Irwin Cotler and Judith Abitan: Mauritania abolished slavery in 1991, so why is it criminalizing slavery opponents?

The painful truth is that the country has not abolished slavery, but rather remains its last stronghold

Mauritanian politician and advocate for the abolition of slavery Biram Dah Abeid gestures during a press conference in Dakar on September 29, 2016.SEYLLOU/AFP/Getty Images

Although Mauritania claims that it has abolished slavery, it actually remains one of the world’s only bastions of slavery.

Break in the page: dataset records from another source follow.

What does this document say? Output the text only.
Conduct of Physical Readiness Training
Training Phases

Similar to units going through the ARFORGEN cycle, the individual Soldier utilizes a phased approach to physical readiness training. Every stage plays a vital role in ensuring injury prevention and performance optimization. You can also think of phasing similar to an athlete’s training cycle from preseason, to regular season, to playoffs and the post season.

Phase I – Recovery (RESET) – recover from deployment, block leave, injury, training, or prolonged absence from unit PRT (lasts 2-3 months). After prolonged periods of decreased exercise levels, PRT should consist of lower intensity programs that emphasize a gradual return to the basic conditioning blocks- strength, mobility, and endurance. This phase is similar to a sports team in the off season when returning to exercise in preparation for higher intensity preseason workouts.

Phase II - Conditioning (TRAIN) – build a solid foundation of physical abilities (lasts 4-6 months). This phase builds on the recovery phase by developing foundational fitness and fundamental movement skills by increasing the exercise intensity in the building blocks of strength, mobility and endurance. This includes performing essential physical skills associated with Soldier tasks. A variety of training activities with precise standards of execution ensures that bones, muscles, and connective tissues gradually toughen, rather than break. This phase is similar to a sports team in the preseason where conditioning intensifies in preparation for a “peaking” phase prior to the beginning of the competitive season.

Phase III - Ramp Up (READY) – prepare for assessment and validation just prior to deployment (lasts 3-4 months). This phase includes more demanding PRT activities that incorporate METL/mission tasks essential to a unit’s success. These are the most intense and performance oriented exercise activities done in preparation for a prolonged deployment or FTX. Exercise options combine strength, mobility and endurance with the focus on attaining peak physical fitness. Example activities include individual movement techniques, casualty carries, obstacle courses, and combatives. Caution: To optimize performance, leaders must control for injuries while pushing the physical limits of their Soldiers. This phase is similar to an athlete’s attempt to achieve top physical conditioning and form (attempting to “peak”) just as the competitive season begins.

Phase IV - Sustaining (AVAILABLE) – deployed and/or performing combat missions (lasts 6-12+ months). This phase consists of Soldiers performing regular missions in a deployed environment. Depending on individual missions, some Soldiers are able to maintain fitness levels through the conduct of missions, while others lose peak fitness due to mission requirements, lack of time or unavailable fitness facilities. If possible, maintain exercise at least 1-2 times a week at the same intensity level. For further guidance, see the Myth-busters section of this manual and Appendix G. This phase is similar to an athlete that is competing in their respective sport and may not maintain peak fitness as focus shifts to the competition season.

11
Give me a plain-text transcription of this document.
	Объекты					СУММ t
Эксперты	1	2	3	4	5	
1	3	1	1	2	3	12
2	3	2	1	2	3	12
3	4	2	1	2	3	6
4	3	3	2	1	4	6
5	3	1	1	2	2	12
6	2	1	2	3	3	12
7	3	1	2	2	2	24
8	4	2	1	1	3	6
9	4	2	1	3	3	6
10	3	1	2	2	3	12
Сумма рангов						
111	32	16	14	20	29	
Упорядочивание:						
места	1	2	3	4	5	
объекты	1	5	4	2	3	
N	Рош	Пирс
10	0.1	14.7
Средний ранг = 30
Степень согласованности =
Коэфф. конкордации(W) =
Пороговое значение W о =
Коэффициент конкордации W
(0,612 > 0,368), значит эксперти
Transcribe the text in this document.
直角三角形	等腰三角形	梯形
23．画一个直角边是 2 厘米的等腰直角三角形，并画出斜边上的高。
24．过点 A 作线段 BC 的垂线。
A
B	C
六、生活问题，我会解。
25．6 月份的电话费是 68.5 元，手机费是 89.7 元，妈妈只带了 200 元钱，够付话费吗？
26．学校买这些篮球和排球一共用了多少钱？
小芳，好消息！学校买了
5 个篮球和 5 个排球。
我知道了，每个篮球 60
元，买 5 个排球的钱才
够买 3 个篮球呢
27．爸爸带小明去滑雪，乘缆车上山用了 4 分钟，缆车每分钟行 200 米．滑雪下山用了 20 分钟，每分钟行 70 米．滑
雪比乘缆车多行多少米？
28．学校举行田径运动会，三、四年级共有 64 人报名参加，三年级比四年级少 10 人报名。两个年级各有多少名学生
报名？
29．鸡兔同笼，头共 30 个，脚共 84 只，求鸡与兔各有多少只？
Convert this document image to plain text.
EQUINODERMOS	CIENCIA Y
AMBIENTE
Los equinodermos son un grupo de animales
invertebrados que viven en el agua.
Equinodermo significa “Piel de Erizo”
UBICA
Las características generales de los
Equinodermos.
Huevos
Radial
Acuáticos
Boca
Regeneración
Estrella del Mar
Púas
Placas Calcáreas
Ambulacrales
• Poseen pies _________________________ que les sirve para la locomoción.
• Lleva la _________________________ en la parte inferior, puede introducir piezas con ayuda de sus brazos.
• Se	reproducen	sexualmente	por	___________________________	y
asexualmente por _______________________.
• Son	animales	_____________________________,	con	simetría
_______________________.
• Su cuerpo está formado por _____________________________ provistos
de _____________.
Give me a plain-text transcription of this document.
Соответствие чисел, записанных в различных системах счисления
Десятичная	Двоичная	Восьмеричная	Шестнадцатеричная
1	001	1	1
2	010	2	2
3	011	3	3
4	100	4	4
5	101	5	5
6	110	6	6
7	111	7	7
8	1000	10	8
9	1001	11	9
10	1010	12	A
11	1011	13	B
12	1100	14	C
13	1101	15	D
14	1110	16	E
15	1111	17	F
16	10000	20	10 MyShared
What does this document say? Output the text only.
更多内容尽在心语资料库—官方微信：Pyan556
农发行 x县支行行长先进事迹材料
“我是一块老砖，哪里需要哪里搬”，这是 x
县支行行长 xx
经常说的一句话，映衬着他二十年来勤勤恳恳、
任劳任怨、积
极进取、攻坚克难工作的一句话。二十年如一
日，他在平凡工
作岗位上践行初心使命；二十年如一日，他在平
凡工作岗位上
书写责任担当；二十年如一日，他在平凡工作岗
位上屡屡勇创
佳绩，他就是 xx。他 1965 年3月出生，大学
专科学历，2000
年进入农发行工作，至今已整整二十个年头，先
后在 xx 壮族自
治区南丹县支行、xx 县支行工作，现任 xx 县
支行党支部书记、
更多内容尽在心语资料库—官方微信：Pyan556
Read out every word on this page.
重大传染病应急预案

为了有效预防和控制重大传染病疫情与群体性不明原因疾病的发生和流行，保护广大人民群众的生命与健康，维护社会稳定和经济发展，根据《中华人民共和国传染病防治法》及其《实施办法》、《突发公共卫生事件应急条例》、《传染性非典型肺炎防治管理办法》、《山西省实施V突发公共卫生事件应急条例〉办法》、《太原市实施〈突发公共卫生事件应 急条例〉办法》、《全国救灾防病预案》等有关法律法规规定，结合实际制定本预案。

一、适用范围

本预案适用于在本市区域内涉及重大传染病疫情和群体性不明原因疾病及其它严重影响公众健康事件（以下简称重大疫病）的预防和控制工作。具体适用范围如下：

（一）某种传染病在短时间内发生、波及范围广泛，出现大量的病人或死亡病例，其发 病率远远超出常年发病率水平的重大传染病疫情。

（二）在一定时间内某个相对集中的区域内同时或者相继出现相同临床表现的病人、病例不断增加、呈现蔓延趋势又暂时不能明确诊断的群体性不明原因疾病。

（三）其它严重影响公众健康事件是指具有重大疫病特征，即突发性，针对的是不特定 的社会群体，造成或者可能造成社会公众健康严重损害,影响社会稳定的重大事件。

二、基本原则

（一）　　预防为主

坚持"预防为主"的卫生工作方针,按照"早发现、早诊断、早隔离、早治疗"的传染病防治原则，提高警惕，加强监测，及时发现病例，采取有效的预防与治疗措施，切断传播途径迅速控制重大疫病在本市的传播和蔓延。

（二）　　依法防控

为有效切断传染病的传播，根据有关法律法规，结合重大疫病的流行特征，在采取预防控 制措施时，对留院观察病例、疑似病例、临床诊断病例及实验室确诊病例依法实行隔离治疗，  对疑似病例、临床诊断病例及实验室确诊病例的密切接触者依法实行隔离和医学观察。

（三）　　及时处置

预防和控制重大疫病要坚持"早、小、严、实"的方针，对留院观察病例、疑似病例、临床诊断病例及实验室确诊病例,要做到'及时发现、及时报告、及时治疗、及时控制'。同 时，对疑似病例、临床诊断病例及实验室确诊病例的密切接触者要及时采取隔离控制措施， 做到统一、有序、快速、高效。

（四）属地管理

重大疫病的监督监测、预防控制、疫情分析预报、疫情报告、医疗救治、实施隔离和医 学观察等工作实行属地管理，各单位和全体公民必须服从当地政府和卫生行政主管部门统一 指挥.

Biram Dah Abeid is the leader of the international anti-slavery movement and president of the Initiative for the Resurgence of the Abolitionist Movement in Mauritania (IRA-Mauritania).

Biram, a former Mauritanian political prisoner subjected to repeated arrests — listed by Time Magazine as one of the 100 most important people in the world — is one of the great human rights heroes of our time, and the recipient of many international awards for his courageous advocacy.

As one of Biram’s international legal counsel, we welcomed him to Montreal to join us as a guest speaker on the occasion of our celebration of the 375th anniversary of Montreal as a “Rights City” in May 2017. Biram had recently been released from yet another round of imprisonment for his anti-slavery work, and during his visit to Canada, also appeared as an expert witness before the Canadian Parliamentary Subcommittee on International Human Rights to share compelling testimony on the deteriorating situation in Mauritania.

Mauritania’s President Mohamed Ould Abdel Aziz (L) shakes hands with China’s President Xi Jinping before their bilateral meeting at the Great Hall of the People in Beijing on September 2, 2018. ANDY WONG/AFP/Getty Images

As we write, Biram has once again become a political prisoner with his arrest last month on the eve of registration for parliamentary elections where he was slated to be an opposition candidate. This latest arrest, however offensive, did not result from his anti-slavery activity. Indeed, as the arresting officers advised him — and as Biram reported to us — the authorities acknowledged that “this arrest is not the result of your political views, or your human rights work, as in previous arrests.”

As it happens, this latest arrest follows the pattern of illegalities and indignities of previous imprisonments, including: arbitrary and illegal arrest without a warrant; torture in detention; denial of the right to counsel; denial of a right to a fair hearing; and trumped-up charges of “voluntary assault,” where his lawyer has been denied access to the police report and the allegedly incriminating prosecutorial evidence.

This latest imprisonment on an “order from above,” as Biram was told, appears intended not only to silence him — and criminalize his freedom of expression — but to prohibit Biram’s participation in the upcoming elections. It is of a piece also with the wave of pre-election arrests of other IRA anti-slavery activists, opposition candidates, and journalists arrested on the same time as Biram.

Simply put, this is not only an assault on the anti-slavery movement, freedom of speech, and the rule of law, though that would be bad enough. It is an assault on the democratic order itself in Mauritania, and on any pretence of democracy; yet this standing assault has been met with hardly any condemnation — let alone outrage — from the international community.

People wait to cast their vote on September 1, 2018 outside a polling station in Nouakchott for the country’s legislative, regional and local elections. AHMED OULD MOHAMED OULD ELHADJ/AFP/Getty Images

It may well be because many in the international community have bought into Mauritania’s narrative that it actually abolished slavery in 1991, from when its Constitution stipulates that, “No one shall be reduced to slavery or to any form of servitude (asservissement) of the human being, or submitted to torture and other cruel, inhuman or degrading treatments … ” It even recognizes that such practices constitute “crimes against humanity.” The painful truth is that Mauritania has not so much abolished slavery as that it remains the last stronghold of slavery. Indeed, as a State Party to the International Convention on the Elimination of All Forms of Racial Discrimination — yet another framing ruse by Mauritania — it is in standing violation of its international legal obligations.

Mauritania is not only criminalizing the opponents of slavery, it is even preventing them from exercising any of their fundamental rights, including that of participating in elections. In short, it is a repository of both slavery and tyranny, and deserves the opprobrium and shaming of the international community. A first step in exposing and unmasking Mauritanian duplicity and criminality must be the immediate freeing of Biram and permitting him to be a candidate in the elections.

Irwin Cotler is the chair of the Raoul Wallenberg Centre for Human Rights and former minister of justice and attorney-general of Canada. He has been acting as one of Biram Dah Abeid’s international legal counsel. Judith Abitan is the executive director of the Raoul Wallenberg Centre for Human Rights, which has adopted Biram Dah Abeid’s case and cause as part of its International Political Prisoner Advocacy Project.